"We must make a ring right around the woods, and hem him in—that's the way," said the Squire, quickly.
Tom, standing back behind his brothers, was seen to nod approvingly, whereupon the other boys did the same. Indeed, the proposition seemed to commend itself to the entire company, and they started toward the woods, those who had not brought guns hurrying off to get some.
"I could do it jest as well alone," muttered Uncle Zed. "They hain't ben no wolves around here for several years now, but I hain't forgot how to ketch 'em. I guess I hain't."
The men were disposed, and then everything was profoundly quiet, excepting for the sound of the beating of the bushes, or of a stray shot, when some overconfident hunter was "sure he had him."
At last Uncle Zed heard a low growl in a thicket, and he had hardly time to raise his gun when out sprang an enormous wolf, and came directly toward him. The old man, almost paralyzed with fright, pulled the trigger, but his hand trembled so that his shot went a yard above the wolf's head, and the animal bounded past him unhurt. Uncle Zed shrieked, "Wolf! wolf!" and a half-dozen men were soon in hot pursuit of the discovered game.
Tom Miller, feeling very disconsolate because he hadn't any gun, had not accompanied the rest; but his mother, who felt no fear for Tom, and sympathized deeply with the courageous little fellow, had advised him to go to a certain neighbor's and see if he couldn't borrow one. It was necessary to go quite a distance, but Tom had made it on old Sorrel, the mare. He had come back in a wonderfully short time, bringing a trusty little shot-gun with him, and was making his way up the hill just as the wolf dashed out of the woods, heading in his direction.

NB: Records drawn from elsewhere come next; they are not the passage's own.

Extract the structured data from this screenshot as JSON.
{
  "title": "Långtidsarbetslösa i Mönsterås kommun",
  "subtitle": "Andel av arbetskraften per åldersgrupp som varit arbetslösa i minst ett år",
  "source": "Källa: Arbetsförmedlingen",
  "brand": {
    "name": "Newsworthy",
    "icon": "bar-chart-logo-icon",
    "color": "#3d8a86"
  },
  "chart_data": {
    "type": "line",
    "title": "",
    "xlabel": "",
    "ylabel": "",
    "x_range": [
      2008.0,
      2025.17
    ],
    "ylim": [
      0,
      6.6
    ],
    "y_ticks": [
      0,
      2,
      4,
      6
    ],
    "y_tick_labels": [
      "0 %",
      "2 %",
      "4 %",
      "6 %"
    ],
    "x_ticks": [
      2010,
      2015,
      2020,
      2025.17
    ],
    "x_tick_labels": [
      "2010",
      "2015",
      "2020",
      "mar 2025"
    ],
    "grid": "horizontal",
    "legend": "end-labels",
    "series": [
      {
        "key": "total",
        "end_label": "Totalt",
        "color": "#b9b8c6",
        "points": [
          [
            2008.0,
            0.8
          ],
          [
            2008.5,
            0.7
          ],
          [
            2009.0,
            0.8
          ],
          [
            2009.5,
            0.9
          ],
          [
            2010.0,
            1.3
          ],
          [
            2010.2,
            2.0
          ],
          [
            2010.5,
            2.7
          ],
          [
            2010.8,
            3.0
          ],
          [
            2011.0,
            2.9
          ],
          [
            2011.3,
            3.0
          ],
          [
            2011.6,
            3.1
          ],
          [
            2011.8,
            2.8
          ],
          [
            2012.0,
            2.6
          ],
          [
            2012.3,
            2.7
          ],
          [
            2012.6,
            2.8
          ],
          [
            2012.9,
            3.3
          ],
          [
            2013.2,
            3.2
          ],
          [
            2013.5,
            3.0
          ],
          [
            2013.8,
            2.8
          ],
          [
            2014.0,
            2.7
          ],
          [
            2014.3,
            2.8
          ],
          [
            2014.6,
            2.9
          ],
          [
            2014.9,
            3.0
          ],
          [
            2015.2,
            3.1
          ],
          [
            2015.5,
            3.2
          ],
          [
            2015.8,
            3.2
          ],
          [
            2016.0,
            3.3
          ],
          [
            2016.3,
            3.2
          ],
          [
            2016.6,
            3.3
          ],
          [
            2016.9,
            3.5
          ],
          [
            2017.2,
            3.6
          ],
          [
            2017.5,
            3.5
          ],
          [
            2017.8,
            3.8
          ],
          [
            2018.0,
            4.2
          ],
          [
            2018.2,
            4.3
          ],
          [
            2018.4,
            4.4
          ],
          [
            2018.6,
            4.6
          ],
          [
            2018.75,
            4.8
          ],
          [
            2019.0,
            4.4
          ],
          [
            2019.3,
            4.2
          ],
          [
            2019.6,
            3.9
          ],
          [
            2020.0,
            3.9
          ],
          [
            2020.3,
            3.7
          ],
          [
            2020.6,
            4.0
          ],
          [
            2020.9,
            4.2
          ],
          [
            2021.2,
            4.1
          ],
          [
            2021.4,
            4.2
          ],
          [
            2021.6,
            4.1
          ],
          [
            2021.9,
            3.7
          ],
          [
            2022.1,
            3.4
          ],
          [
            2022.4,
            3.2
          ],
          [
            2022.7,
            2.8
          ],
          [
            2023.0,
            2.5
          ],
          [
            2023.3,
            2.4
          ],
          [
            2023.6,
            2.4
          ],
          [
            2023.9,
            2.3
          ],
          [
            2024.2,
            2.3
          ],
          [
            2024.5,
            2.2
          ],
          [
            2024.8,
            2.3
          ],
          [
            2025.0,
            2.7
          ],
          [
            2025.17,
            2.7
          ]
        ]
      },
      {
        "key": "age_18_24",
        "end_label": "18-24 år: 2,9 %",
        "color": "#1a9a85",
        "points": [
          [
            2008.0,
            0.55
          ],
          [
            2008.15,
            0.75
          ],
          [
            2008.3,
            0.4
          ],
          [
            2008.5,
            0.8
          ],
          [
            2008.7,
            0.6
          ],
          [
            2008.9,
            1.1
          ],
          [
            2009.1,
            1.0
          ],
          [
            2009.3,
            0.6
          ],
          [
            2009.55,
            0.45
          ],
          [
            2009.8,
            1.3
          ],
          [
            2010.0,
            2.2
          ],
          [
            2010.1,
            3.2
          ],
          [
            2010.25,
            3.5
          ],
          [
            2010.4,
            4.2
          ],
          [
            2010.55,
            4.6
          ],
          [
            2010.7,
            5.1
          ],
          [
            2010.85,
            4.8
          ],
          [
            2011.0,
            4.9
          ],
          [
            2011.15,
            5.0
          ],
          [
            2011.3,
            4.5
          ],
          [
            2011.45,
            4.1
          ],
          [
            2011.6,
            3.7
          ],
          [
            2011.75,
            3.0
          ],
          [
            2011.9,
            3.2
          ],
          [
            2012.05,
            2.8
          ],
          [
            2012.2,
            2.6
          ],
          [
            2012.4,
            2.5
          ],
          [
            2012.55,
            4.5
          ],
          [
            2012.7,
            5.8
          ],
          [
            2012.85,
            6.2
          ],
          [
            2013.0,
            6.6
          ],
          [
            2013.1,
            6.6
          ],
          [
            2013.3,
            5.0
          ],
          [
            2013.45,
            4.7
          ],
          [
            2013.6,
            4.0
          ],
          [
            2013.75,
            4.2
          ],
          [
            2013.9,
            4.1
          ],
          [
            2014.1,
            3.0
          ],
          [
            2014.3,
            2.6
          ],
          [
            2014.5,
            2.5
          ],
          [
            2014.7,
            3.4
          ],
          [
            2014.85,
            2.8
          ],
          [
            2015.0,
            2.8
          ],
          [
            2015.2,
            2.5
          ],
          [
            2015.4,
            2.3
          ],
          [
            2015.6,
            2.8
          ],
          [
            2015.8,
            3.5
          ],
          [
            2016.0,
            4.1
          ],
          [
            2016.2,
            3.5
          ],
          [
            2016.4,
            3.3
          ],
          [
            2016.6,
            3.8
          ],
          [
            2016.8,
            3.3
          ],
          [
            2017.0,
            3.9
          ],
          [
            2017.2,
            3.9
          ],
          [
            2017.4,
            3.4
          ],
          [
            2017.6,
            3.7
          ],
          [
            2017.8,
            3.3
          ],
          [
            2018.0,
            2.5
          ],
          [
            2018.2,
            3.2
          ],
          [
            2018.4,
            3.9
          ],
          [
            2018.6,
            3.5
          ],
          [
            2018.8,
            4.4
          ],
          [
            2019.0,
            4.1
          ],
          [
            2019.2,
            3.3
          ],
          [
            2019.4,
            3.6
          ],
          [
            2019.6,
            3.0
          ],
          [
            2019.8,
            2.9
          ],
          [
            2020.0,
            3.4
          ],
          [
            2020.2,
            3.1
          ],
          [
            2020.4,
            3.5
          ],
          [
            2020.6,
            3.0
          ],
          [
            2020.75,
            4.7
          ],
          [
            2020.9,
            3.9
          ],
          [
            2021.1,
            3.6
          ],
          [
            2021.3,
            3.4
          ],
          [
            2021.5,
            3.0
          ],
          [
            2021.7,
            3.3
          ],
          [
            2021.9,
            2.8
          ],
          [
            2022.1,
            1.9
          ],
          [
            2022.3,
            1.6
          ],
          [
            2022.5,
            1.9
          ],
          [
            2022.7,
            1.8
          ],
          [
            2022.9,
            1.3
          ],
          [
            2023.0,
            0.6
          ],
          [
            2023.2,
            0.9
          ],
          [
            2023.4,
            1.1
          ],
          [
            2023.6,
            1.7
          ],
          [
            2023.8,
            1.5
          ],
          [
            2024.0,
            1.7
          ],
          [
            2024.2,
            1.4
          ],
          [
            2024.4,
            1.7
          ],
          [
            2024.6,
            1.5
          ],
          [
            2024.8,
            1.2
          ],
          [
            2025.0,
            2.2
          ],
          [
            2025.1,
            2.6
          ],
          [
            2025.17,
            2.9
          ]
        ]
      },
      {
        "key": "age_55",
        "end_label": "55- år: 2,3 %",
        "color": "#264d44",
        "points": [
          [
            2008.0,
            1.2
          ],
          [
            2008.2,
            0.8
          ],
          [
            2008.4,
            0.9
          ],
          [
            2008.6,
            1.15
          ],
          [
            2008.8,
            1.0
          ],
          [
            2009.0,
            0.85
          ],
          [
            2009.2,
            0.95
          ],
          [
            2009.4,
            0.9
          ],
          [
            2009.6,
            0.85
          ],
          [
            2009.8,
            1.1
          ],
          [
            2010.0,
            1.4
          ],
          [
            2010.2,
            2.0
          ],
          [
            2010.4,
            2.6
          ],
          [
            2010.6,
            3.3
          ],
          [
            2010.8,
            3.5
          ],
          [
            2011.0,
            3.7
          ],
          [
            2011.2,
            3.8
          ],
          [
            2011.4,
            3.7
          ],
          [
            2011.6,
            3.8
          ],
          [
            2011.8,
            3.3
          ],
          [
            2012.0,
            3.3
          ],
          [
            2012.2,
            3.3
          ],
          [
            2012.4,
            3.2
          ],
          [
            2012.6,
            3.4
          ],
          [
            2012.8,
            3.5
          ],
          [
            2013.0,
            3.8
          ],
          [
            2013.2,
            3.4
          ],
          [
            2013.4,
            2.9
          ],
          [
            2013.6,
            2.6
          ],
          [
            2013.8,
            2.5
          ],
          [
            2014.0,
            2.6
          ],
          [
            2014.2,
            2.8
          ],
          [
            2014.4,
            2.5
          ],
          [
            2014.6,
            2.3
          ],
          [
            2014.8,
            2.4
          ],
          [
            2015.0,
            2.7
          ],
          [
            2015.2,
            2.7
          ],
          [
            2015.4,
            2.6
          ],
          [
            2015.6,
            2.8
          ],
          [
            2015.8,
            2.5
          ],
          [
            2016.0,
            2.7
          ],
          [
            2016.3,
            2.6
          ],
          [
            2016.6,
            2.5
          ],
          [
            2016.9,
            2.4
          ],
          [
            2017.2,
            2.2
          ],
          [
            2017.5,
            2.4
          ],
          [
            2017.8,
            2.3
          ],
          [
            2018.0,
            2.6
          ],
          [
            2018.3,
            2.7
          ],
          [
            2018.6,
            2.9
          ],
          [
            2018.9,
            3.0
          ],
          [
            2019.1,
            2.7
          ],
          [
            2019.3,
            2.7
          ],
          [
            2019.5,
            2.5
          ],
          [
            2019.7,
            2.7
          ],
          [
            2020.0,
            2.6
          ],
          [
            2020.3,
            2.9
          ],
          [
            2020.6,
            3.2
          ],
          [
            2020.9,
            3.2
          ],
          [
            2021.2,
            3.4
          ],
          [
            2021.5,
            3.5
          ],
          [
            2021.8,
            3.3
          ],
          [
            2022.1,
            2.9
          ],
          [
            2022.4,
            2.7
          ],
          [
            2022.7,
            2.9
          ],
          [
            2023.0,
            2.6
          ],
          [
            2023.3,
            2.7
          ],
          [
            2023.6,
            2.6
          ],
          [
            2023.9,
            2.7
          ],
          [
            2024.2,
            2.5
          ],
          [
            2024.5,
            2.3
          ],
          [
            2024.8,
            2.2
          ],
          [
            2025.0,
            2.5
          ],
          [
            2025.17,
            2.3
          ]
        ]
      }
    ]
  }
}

Tom's heart came up in his throat, but he ran for a clump of bushes close by that he thought would afford a good position for a shot, stationed himself among them, and waited.
The cries of the men in pursuit came nearer. Then the gallop into which the wolf had broken from its quick trot when it left the woods seemed to shake the very ground under him. Spring—spring—spring, came the terrified brute. He was in sight. Tom steadied his gun and fired. The wolf uttered a cry, half bark, half screech, and giving a few lame and wounded leaps, lay bleeding on the ground. Then shot after shot from the men behind was poured in upon the poor creature, until he lay thoroughly dead. Tom Miller was quite the hero of the day, and it was voted unanimously that the wolf-skin belonged to him.
"Well, Uncle Zed, why didn't you 'ketch him,' as you said you were going to?" inquired Squire Taylor, jokingly, as the men were separating to go to a late dinner.
"Don' know what in thunder ailed my gun," complained Uncle Zed, rapping that unfortunate weapon crossly; "but, after all"—straightening up proudly—"you'd never have ketched that wolf if it hadn't 'a ben for me."